L'Egypte amorce sa transition, la vie revient à la normale place Tahrir

13 février 2011 à 9h29 par La rédaction

LE CAIRE (AFP)

Un pouvoir de transition, avec l'armée aux commandes et un gouvernement gérant les affaires courantes, prenait ses marques en Egypte où la vie revenait à la normale, avec notamment la réouverture dimanche à la circulation de la place Tahrir, haut lieu de la révolte au Caire. 

L'armée, dépositaire du pouvoir après la chute vendredi du président Hosni Moubarak, a promis samedi une "transition pacifique" vers "un pouvoir civil élu".

Le conseil suprême des forces armées a annoncé que le gouvernement nommé par M. Moubarak quelques jours avant son départ resterait en place pour assurer la gestion des affaires courantes.

Ce dernier tiendra dimanche sa première réunion depuis la démission de M. Moubarak, selon l'agence officielle Mena.

L'armée n'a toutefois pas donné de calendrier ni présenté de mesures plus précises pour cette transition.

Dans le même temps, Le Caire reprenait ses habits d'avant la révolte.Dans la matinée, la circulation a repris sur la place Tahrir, épicentre du soulèvement populaire qui a fait au moins 300 morts, selon l'ONU et l'organisation Human Rights Watch.

Seule une partie de la place, où quelques centaines de manifestants étaient encore présents, restait fermée au trafic.

Les manifestations sur ce grand rond-point pendant 18 jours avaient paralysé le centre-ville d'ordinaire bouillonnant d'activité.

Les tanks de l'armée postés aux entrées de la place, étaient toujours présents, mais ne bloquaient pas les accès.

Quelques brèves échauffourées ont eu lieu entre des soldats et quelques dizaines de protestataires irréductibles qui refusaient de quitter les lieux.

"Nous ne voulons pas partir.Nous resterons jusqu'à ce que l'armée entende nos demandes", a assuré Ahmed Afifi, 21 ans, évoquant la levée de l'état d'urgence et la libération des manifestants arrêtés.

"L'armée veut tuer la révolution, elle veut que les gens s'en aillent", a renchéri Abou Tasneem, 28 ans, professeur de français à Alexandrie.

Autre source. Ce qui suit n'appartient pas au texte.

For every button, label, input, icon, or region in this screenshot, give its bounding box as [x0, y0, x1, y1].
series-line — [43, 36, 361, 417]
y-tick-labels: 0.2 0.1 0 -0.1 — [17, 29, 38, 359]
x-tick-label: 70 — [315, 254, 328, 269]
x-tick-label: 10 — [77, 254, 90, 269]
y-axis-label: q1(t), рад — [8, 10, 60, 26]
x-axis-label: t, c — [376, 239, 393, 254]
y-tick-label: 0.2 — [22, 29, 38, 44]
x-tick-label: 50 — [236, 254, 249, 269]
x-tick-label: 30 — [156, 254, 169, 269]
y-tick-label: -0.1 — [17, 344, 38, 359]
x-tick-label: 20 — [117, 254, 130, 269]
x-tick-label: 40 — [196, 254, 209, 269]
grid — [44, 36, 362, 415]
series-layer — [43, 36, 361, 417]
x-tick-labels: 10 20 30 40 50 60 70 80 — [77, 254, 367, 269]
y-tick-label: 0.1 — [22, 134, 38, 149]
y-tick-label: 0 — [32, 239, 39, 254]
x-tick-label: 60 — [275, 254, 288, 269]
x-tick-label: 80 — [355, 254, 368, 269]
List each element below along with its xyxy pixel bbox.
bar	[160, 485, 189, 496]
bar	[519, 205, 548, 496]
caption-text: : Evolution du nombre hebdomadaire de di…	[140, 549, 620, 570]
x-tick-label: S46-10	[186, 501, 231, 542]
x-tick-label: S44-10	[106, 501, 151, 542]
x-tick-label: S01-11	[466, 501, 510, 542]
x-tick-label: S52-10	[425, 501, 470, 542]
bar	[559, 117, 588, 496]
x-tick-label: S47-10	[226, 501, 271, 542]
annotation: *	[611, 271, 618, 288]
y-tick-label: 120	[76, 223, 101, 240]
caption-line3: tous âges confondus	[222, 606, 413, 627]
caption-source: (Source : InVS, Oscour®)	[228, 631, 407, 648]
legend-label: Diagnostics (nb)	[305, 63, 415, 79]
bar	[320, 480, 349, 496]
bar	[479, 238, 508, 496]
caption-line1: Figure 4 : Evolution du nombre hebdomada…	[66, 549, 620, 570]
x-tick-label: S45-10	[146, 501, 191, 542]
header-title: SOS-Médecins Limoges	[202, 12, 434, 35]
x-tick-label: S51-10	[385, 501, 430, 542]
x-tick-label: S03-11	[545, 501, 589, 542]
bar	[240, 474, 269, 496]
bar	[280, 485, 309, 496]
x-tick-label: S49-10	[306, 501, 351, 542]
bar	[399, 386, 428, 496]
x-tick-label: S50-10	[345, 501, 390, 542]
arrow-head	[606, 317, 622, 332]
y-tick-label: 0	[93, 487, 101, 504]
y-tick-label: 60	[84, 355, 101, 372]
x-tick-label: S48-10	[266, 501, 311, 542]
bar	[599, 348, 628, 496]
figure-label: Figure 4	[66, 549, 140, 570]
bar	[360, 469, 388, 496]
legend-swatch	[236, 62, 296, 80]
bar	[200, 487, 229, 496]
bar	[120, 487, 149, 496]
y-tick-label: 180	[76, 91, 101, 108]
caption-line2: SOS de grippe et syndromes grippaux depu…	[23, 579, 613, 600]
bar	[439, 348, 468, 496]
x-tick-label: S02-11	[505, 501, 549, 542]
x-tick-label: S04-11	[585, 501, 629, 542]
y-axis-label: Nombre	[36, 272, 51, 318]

La plupart des protestataires avaient néanmoins quitté sans encombre les lieux après la démission de M. Moubarak, permettant le début samedi des opérations de nettoyage.

Ces dernières se poursuivaient dimanche matin.Des soldats démontaient des tentes, jetaient les bâches en plastique et autres matériaux dans une benne, aidés par des civils qui empilaient les couvertures et balayaient le sol.

"Tous mes rêves sont devenus réalité", a assuré Nour Kersha, un étudiant de 24 ans."Moubarak est parti, nous allons poursuivre le nettoyage de la place jusqu'à la rendre propre".

Samedi, l'armée s'est engagée à respecter les traités internationaux signés par l'Egypte, dont les accords de paix avec Israël.L'Egypte est, avec la Jordanie, le seul pays arabe à avoir signé un traité de paix avec l'Etat hébreu.

Le gouvernement israélien, qui n'a pas caché ces derniers jours ses craintes de voir émerger au Caire un nouveau pouvoir hostile à cet accord, s'est félicité de ces "assurances", ajoutant que ce traité était "une pierre angulaire pour la paix et la stabilité dans tout le Moyen-Orient".

Le président américain Barack Obama a quant à lui "salué" samedi la promesse faite par l'armée égyptienne d'une transition pacifique vers un pouvoir civil élu.

Le Maroc a exprimé l'espoir que l'Egypte continue de jouer son rôle "primordial", notamment "dans la défense des causes arabes".

Le président du Parlement iranien, Ali Larijani, a quant à lui affirmé dimanche que les Etats-Unis tentaient de "confisquer" la révolution du peuple égyptien.

Sur le plan judiciaire, le procureur général a interdit à l'ancien Premier ministre Ahmad Nazif et à l'actuel ministre de l'Information Anas el-Fekki de quitter le pays "au vu des plaintes déposées contre eux", a rapporté la Mena, sans plus de précision sur ce qui leur était reproché.La télévision publique a annoncé peu après la démission de M. Fekki.